Of course, the Karbala attack bore many of the hallmarks of a strike by Sunni militants, and no evidence has yet surfaced to suggest otherwise. It occurred as part of a string of similar attacks on Shi'ite worshipers throughout the country, suggesting that its motivations may not be confined to local politics. And the conspiracy theory would have to find an explanation for how Shi'ite parties could convince their own fighters to blow up Shi'ite civilians (it's not as if they could fall back on the twisted religious rationale of the Sunni extremists, whose Salafist beliefs deem Shi'ites traitors to the faith).

Still, Al-Ghanimi is not alone in speculating that intra-Shi'ite infighting has replaced sectarian conflict as the main driver of violence in Iraq today.

"The war now is a quarrel among the parties," said Ghazwan Abdul Wahid Annod, a young Shi'ite laborer in Baghdad, voicing a widely shared sentiment. "They are fighting over who gets the power."

Although a series of attacks in Baghdad and its environs have killed a number of pilgrims heading for Karbala, Iraqi security forces of the Shi'ite-led government of Prime Minister Nouri al-Maliki have done a relatively good job of protecting pilgrims south of the capital. Attacks inside Karbala are rare, because the city has tight security and many watchful eyes among the holy sites looking for outsiders who may pose a threat. The fact that Thursday's bomb attack occurred just 200 yards from the Imam Hussein shrine, the main gathering point for pilgrims and one of the most heavily guarded quarters of the city, raised suspicions among many. Al-Ghanimi said the explosive had been planted in an alley, although other reports said a suicide attacker on foot detonated a vest among a crowd. Details of the attack remain unclear, but some locals see them as pointing to an inside job by one of the Shi'ite factions vying for influence in the city.

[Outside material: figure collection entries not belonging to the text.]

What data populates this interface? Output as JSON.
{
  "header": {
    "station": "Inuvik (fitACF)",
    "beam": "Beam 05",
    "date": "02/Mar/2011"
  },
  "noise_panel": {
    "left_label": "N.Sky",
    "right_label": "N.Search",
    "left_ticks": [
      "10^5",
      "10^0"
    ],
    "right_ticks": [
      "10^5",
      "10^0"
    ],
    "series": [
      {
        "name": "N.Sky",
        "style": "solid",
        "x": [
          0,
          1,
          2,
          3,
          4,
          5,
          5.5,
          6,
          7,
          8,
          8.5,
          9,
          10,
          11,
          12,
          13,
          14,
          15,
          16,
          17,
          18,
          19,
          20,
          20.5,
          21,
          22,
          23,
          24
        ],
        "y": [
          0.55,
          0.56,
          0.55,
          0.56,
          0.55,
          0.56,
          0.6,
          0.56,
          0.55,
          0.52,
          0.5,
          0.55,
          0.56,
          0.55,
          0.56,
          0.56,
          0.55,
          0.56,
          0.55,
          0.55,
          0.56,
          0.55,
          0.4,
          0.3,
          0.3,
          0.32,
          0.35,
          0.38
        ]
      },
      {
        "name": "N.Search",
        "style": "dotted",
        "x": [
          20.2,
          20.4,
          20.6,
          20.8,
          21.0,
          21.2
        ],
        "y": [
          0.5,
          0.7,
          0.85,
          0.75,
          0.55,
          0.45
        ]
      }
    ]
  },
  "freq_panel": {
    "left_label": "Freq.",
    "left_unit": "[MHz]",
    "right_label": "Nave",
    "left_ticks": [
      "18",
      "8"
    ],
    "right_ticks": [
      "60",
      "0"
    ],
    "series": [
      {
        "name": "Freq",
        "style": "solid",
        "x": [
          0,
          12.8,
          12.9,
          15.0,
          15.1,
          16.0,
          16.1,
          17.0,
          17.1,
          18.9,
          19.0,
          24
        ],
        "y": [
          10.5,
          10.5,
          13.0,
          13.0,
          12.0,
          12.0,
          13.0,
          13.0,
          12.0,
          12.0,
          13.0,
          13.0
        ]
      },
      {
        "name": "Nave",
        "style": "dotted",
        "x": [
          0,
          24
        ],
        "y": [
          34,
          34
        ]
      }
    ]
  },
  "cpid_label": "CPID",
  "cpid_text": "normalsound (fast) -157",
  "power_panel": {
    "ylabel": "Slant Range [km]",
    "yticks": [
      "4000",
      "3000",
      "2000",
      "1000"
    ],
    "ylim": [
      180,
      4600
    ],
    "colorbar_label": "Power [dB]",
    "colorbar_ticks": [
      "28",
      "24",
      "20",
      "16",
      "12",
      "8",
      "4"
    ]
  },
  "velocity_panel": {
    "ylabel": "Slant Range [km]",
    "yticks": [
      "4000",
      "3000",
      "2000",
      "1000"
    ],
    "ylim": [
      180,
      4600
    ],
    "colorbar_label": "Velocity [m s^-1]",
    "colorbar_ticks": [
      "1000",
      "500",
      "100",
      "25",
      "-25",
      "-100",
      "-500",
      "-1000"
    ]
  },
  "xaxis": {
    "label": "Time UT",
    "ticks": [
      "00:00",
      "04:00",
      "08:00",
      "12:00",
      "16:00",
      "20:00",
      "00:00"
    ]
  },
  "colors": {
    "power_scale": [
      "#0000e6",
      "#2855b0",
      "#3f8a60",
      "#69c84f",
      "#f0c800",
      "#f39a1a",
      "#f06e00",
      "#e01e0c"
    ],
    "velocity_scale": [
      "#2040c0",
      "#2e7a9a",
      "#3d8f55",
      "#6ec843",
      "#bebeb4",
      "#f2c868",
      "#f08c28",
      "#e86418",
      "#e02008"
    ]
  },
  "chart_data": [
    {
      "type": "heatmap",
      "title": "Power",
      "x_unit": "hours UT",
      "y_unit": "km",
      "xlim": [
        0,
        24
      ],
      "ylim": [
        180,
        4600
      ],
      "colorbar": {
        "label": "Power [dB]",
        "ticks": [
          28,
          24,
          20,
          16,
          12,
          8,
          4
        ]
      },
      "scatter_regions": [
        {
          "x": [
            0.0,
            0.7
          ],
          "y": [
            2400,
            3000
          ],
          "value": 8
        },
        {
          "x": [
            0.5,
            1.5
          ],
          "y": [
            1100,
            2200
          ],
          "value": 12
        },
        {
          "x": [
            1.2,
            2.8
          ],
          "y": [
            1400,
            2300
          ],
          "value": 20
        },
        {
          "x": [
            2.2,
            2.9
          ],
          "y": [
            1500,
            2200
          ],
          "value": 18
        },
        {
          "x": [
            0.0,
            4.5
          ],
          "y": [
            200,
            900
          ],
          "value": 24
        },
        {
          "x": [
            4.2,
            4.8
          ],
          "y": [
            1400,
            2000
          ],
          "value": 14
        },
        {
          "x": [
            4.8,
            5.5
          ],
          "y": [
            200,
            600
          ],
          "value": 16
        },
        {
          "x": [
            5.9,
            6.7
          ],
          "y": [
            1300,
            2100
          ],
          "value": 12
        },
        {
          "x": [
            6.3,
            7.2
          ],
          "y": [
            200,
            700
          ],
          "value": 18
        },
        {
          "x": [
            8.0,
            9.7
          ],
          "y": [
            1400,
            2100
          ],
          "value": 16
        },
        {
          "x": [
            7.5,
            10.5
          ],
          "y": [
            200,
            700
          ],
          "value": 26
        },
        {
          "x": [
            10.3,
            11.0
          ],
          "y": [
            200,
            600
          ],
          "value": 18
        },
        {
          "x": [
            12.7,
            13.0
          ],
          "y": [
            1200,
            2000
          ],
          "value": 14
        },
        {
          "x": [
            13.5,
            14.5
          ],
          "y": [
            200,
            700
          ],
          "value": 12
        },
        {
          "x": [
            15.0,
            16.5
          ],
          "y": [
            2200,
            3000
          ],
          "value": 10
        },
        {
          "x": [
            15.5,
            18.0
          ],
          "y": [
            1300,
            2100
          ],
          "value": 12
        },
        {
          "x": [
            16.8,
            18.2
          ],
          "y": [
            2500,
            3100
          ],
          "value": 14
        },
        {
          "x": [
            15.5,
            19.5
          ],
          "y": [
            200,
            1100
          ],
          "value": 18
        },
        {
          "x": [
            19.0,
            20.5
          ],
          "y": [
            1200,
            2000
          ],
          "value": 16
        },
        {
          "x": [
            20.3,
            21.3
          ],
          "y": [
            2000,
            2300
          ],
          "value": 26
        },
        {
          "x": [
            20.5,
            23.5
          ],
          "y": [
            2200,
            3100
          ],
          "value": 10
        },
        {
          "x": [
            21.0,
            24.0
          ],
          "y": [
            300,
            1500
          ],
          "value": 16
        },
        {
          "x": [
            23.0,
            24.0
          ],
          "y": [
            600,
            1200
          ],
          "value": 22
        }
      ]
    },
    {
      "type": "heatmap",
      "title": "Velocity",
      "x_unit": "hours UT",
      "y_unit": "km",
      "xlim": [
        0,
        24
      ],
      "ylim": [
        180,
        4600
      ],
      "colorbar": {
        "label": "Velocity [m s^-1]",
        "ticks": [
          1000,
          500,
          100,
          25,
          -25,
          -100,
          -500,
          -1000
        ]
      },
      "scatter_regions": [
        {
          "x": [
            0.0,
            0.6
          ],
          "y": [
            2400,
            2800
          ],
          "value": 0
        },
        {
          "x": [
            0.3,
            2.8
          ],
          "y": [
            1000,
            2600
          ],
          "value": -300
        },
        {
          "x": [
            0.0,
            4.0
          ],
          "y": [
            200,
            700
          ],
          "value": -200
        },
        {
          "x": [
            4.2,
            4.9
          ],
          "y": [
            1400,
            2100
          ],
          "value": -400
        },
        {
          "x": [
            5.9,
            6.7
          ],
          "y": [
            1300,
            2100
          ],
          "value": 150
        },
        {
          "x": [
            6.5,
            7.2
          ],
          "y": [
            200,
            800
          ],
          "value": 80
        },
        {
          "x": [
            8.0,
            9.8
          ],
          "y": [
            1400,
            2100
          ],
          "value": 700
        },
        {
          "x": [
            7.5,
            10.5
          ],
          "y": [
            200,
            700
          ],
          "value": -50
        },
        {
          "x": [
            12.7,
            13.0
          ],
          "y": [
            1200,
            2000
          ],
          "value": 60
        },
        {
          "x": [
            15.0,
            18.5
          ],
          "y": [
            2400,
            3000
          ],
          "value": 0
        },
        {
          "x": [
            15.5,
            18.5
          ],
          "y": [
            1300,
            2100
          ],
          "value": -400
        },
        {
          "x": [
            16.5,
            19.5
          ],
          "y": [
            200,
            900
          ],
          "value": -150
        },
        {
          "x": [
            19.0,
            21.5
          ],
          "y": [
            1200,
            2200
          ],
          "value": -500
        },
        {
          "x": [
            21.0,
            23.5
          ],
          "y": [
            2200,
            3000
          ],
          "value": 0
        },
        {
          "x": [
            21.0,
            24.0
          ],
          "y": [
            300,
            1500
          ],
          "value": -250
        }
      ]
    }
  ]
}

Political tensions have certainly been high among the three main Shi'ite political factions in recent months. Moqtada al-Sadr's Mahdi Army militia, the Supreme Islamic Iraqi Council and its Badr militia, and the Dawa Party of Prime Minister Maliki compete for control of the streets in a city whose pilgrimage traffic is lucrative for local businesses. All three parties have a long history of mixing violence with politics, and they jockeyed fiercely in the Jan. 31 provincial elections. Curiously enough, Karbala's voters rebuked all three at the polls, when — according to provisional tallies — they chose Yousef Majid Al-Habboubi, an independent who trounced candidates backed by the main Shi'ite parties. The final results of the election may be released as early as Sunday, but the truth behind Thursday's bomb attack may never be known — although the willingness of many in Karbala to blame the attack on the Shi'ite political forces reveals just how weary, and wary, the citizenry has grown of the power struggle.